Japan to Privatize Postal System

October 14, 2005

Japanese Prime Minister Junichiro Koizumi made good on his promise to privatize the country’s giant postal system when the upper house of parliament, which had refused the measure in August, passed the postal reform bill by 134 votes to 100.

The earlier refusal prompted Koizumi to call an unscheduled election, which he won in a landslide. In doing so the Prime Minister overturned many long-standing Japanese political traditions. He personally picked a number of Liberal Democratic Party (LDP) candidates to run for election who supported him, shunting aside many party members who had opposed privatizing Japan Post.
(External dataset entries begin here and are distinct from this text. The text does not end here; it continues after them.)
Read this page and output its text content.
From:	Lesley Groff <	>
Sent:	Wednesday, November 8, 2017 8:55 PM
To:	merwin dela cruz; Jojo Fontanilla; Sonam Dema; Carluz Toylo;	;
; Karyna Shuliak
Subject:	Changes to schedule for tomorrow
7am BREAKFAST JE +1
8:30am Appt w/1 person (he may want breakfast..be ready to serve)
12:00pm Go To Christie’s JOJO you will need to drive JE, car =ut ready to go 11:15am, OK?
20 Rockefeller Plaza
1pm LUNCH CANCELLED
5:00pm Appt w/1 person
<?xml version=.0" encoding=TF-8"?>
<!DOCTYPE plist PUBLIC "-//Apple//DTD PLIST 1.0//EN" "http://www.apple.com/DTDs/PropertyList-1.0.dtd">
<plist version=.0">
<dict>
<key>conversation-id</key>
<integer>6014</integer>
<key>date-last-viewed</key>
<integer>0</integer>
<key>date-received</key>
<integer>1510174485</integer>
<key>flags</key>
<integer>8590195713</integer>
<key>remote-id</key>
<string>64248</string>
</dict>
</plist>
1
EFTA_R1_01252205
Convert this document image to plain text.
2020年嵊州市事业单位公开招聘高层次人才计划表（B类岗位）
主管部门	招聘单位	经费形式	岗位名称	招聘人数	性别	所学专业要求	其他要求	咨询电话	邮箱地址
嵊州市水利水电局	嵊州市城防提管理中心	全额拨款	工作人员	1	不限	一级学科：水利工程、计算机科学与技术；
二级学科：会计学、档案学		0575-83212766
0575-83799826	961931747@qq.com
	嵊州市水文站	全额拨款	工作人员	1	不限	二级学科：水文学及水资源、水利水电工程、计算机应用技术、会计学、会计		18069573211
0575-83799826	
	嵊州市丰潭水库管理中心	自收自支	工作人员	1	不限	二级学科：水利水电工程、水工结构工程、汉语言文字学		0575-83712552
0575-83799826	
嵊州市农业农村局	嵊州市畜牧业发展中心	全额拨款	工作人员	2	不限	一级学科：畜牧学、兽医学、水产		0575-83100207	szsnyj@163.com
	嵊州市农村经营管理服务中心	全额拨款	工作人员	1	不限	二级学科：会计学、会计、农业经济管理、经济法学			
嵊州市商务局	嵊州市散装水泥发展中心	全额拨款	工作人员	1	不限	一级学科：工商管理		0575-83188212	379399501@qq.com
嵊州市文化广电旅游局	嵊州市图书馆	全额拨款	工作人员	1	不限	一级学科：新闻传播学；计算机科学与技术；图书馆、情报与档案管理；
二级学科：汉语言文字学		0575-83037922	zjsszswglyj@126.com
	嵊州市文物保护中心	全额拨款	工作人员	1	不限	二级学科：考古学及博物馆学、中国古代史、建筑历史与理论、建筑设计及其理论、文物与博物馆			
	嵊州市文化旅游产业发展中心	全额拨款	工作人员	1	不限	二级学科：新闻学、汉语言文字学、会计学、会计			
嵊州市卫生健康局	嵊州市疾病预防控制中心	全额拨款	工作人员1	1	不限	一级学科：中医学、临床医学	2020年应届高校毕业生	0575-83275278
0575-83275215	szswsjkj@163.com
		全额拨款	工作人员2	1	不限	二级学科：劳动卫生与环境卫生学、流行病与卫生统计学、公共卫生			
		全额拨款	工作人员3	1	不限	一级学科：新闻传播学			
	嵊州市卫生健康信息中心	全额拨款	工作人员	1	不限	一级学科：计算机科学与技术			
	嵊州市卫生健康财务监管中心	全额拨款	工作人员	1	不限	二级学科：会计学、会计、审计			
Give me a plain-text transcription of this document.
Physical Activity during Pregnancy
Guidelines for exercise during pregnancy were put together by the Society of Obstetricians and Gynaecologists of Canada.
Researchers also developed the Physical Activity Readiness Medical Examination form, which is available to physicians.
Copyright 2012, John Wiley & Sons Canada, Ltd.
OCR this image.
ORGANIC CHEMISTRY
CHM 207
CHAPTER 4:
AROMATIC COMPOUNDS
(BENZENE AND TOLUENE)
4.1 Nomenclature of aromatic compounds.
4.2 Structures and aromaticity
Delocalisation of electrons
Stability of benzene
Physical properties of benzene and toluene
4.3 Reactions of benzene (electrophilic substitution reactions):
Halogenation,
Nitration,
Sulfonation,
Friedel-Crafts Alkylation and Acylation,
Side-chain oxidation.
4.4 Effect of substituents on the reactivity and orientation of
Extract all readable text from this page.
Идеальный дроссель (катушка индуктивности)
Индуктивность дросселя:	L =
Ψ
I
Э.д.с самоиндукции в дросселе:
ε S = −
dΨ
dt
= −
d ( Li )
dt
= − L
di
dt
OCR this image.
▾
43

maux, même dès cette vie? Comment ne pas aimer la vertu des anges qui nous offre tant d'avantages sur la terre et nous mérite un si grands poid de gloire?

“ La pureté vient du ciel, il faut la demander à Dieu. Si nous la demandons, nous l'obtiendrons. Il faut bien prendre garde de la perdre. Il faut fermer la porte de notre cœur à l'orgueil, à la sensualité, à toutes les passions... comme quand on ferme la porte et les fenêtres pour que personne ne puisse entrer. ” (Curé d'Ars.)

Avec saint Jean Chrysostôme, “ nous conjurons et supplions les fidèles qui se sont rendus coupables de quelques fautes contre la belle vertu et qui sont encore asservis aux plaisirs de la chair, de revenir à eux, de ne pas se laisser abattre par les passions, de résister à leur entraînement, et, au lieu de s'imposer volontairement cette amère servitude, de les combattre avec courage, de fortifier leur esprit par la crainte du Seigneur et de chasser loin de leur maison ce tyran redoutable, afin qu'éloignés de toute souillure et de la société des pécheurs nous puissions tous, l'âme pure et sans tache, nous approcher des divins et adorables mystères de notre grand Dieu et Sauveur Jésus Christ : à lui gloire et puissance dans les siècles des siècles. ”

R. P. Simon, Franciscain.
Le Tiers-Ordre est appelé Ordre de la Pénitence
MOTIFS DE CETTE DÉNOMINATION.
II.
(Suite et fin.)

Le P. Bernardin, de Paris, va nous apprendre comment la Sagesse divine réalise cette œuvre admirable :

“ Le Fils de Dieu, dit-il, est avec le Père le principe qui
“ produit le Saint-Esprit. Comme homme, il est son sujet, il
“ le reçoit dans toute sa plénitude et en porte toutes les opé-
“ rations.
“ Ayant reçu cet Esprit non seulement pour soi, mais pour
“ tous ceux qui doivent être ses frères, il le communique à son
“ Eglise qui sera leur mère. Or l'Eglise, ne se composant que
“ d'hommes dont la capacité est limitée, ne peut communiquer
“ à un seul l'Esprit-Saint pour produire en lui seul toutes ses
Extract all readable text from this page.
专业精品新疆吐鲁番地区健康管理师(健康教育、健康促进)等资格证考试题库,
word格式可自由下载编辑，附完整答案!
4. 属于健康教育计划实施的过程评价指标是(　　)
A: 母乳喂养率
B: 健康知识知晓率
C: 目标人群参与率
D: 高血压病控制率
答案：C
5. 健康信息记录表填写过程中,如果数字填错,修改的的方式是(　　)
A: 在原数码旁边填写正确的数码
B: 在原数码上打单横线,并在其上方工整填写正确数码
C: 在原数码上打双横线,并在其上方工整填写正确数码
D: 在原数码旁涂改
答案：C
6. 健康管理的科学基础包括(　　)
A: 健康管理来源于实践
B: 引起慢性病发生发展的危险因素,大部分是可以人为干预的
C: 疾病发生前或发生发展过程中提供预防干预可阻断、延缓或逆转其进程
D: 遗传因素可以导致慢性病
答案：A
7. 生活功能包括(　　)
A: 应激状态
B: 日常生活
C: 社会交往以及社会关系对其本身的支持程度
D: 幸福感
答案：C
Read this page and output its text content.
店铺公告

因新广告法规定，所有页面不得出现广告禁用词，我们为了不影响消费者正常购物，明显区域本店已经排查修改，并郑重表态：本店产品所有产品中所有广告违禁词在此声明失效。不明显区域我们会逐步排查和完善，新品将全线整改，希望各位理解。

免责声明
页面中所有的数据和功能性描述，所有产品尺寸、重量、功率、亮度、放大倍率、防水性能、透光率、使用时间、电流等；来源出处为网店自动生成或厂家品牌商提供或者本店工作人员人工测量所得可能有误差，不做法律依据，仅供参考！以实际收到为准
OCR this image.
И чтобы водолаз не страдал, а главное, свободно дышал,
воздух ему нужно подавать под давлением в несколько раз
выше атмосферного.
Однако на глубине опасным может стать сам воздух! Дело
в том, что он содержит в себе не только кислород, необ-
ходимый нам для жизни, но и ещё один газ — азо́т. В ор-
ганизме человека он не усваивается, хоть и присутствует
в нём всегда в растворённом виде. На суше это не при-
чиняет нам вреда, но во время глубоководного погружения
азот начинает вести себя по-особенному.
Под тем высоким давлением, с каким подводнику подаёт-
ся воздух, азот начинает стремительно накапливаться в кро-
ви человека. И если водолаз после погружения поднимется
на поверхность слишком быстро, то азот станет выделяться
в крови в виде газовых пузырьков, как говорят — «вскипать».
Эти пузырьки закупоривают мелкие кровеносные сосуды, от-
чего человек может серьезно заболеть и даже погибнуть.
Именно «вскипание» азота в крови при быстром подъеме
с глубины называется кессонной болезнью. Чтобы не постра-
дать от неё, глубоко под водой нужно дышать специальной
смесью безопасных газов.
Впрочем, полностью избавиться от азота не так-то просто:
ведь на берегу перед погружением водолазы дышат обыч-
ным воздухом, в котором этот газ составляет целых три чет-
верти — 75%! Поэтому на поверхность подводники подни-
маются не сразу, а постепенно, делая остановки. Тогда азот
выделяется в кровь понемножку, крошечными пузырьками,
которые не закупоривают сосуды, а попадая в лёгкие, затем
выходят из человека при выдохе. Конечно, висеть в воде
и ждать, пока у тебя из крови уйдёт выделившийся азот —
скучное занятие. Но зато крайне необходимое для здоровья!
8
The postal system has around $3 trillion in assets and, in addition to delivering the mail, performs a number of other services, including the sale of savings and insurance products, from around 25,000 offices throughout the country. Over the years Japan Post has been a stalwart supporter of the LDP, which has governed Japan for most of the post Wold War II era. Politicians frequently tapped the system’s enormous reserves to fund vote-winning public works projects (many of dubious economic value), and relied on party appointed rural postmasters to help drum up support.

Koizumi has long fought for reforming the system, even at the expense of his own party. He maintains that the capital tied up in Japan Post could be far more efficiently used by the private sector, and breaking up the state monopoly of the postal service represents a big step towards that goal.

Most analysts have applauded Koizumi’s efforts to end the practice of government borrowing at low cost from Japan Post in order to finance Japan’s huge debt load, which is approaching 150 percent of the country’s GDP. Every time Koizumi has taken a step towards that goal, share prices have risen, but today Japan’s Nikkei Index fell back by around .02 percent. Apparently the market had anticipated the news.

Japanese insurers stand to benefit from the privatization, as it will level the playing field for financial and insurance products, and could well stimulate the country’s highly competitive private insurance sector.

However the privatization will be tightly controlled. The first step is the formation of a holding company, which will take over control of the system, and separate it into four divisions: savings, insurance, postal services and a fourth for human resources and property management.

Starting in 2007, the company will begin to gradually self off parts of Japan Post, but the savings and insurance divisions will be permitted to maintain cross shareholdings in one another to protect them from takeovers.

The sell-off remains controversial as many of Japan Post’s branches are in rural areas and local populations largely depend on them for banking and insurance. There’s also the question of how many of the approximately 260,000 workers currently employed by Japan Post will retain their jobs.